Japan seeks greater influence in Central Asia

By Tadashi Toriyama

03-09-04 The new framework for dialogue between the foreign ministers of five Central Asian countries and Japan, launched in the Kazakh capital, is designed to secure a greater voice for Japan in the region by promoting pro-Japanese sentiment in this strategically vital area. In particular, the move could give Japan a way to counter Chinese and Russian clout in Eurasia.


The meeting at a hotel in Astana was attended by Foreign Minister Yoriko Kawaguchi and her counterparts from Kazakhstan, Kyrgyzstan, Tajikistan and Uzbekistan. Turkmenistan declined to send its foreign minister, sending instead its ambassador to Kazakhstan.

Due to their location, the five Central Asia nations -- which have abundant reserves of oil and other natural resources and are wedged between Russia and China -- are likely to play a vital role in the war on terror. Three of them share borders with Afghanistan, while to the southeast lies the Middle East.


Tajik Foreign Minister Takbak Nazarov thanked Japan for taking the initiative on regional cooperation, and Kazakh Foreign Minister Qasymzhamart Toqaev said the meeting was historic. Kawaguchi's visit to the region -- the first visit by a Japanese foreign minister in five years -- reflects the area's growing significance in world politics.

Fierce competition for influence in the region has developed between China, the United States and Russia, which has considered the region as its own backyard since the days of the Romanov czars. Kyrgyzstan and Uzbekistan have hosted US troops since the Sept. 11, 2001, attacks on the United States, making Central Asia a strategic base in the US wars on terror and the international drug trade.


Japan shares certain historical and cultural links with Central Asia, where there is a certain amount of pro-Japanese feeling. If Japan can establish a greater presence in the region, it also may develop a means to contain Russia and China.

A key issue during the six months that Japan spent preparing for the meeting was whether to invite the Turkmen foreign minister to the meeting. Turkmenistan fiercely guards its independence and has declined to join the Central Asian Economic Cooperation Organization, which includes the other four Central Asian countries plus Russia.


"By bringing together all five (Central Asian) states, we have dramatically increased the potential for resolving the problems faced in promoting economic development," Kawaguchi said during her opening remarks at the meeting.

Uzbek President Islam Karimov, who has proposed setting up a Central Asian common market, made clear his appreciation for Japanese efforts to bring all five Silk Road countries together.


However, the difficulty of bringing together Kazakhstan, Kyrgyzstan, Tajikistan, Turkmenistan and Uzbekistan was clear from Turkmenistan's refusal to send its foreign minister to the meeting. The Turkmen ambassador to Kazakhstan sat separately from the other five foreign ministers present and did not add his signature to the joint communique.

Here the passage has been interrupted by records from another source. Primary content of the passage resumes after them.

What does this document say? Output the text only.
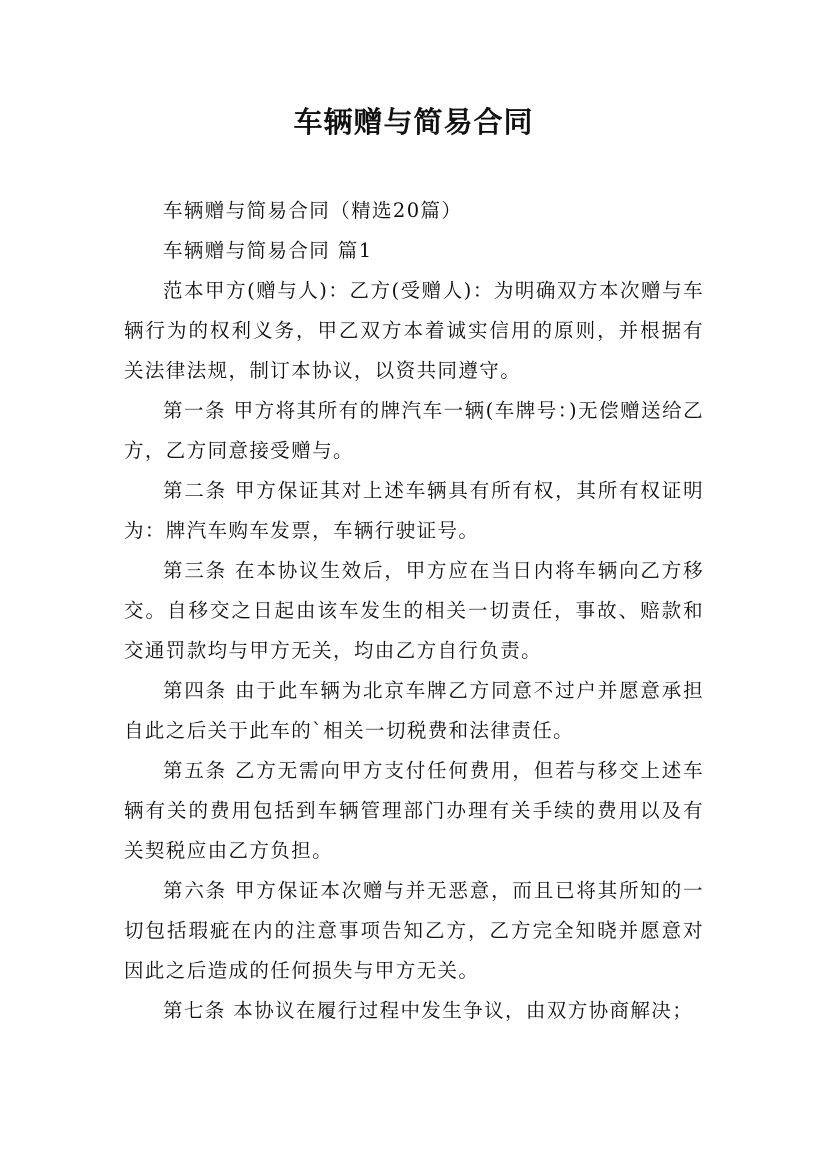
车辆赠与简易合同

车辆赠与简易合同（精选20篇）

车辆赠与简易合同 篇1

范本甲方(赠与人)：乙方(受赠人)：为明确双方本次赠与车辆行为的权利义务，甲乙双方本着诚实信用的原则，并根据有关法律法规，制订本协议，以资共同遵守。

第一条 甲方将其所有的牌汽车一辆(车牌号：)无偿赠送给乙方，乙方同意接受赠与。

第二条 甲方保证其对上述车辆具有所有权，其所有权证明为：牌汽车购车发票，车辆行驶证号。

第三条 在本协议生效后，甲方应在当日内将车辆向乙方移交。自移交之日起由该车发生的相关一切责任，事故、赔款和交通罚款均与甲方无关，均由乙方自行负责。

第四条 由于此车辆为北京车牌乙方同意不过户并愿意承担自此之后关于此车的`相关一切税费和法律责任。

第五条 乙方无需向甲方支付任何费用，但若与移交上述车辆有关的费用包括到车辆管理部门办理有关手续的费用以及有关契税应由乙方负担。

第六条 甲方保证本次赠与并无恶意，而且已将其所知的一切包括瑕疵在内的注意事项告知乙方，乙方完全知晓并愿意对因此之后造成的任何损失与甲方无关。

第七条 本协议在履行过程中发生争议，由双方协商解决；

Kawaguchi appealed to Central Asian leaders to recognize the importance of regional cooperation in a policy speech she delivered at a university in Tashkent. She brought up the Association of Southeast Asian Nations as an example of successful regional cooperation.


"ASEAN has a long history of promoting cooperation between Southeast Asian countries and is now aiming to create a regional free trade area," she said. "(A similar body in Central Asia) with its own common market and the ability to solve problems ranging from environmental and water-usage issues to antiterrorism, drugs, transport and energy would be extremely powerful," she said.

At the meeting in Astana, Kawaguchi urged Central Asian countries, which hope to attract investment from Japanese companies, to work hard to remove trade barriers in the region. Japan is considering hosting the next meeting of foreign ministers next year. Over the next three years, Japan will host a series of seminars on judicial systems. At the seminars, which are designed to help the fight against terrorism, experts on managing immigration and exports from many countries will provide special training to about 1,000 Central Asian officials.


The government also plans to boost technical cooperation on tapping the region's energy resources. However, Kazakh President Nursultan Nazarbayev repeatedly stressed in a meeting with Kawaguchi that while it might be tempting for Japan to treat Central Asian nations as if they are all the same, the reality is that circumstances vary greatly from country to country.

Due to artificial national borders drawn up during the Soviet era, the Central Asian countries have complex ethnic make-ups. Gross national income per head in Kazakhstan, the richest of the five, is $ 1,510 per year, almost eight times higher than the figure of $ 180 for Tajikistan, the poorest. For all these reasons, Japan has to be prepared to take a long-term approach to dealings in the region.


"This won't be easy. We're not going to see results within two or three years," a senior Foreign Ministry official said.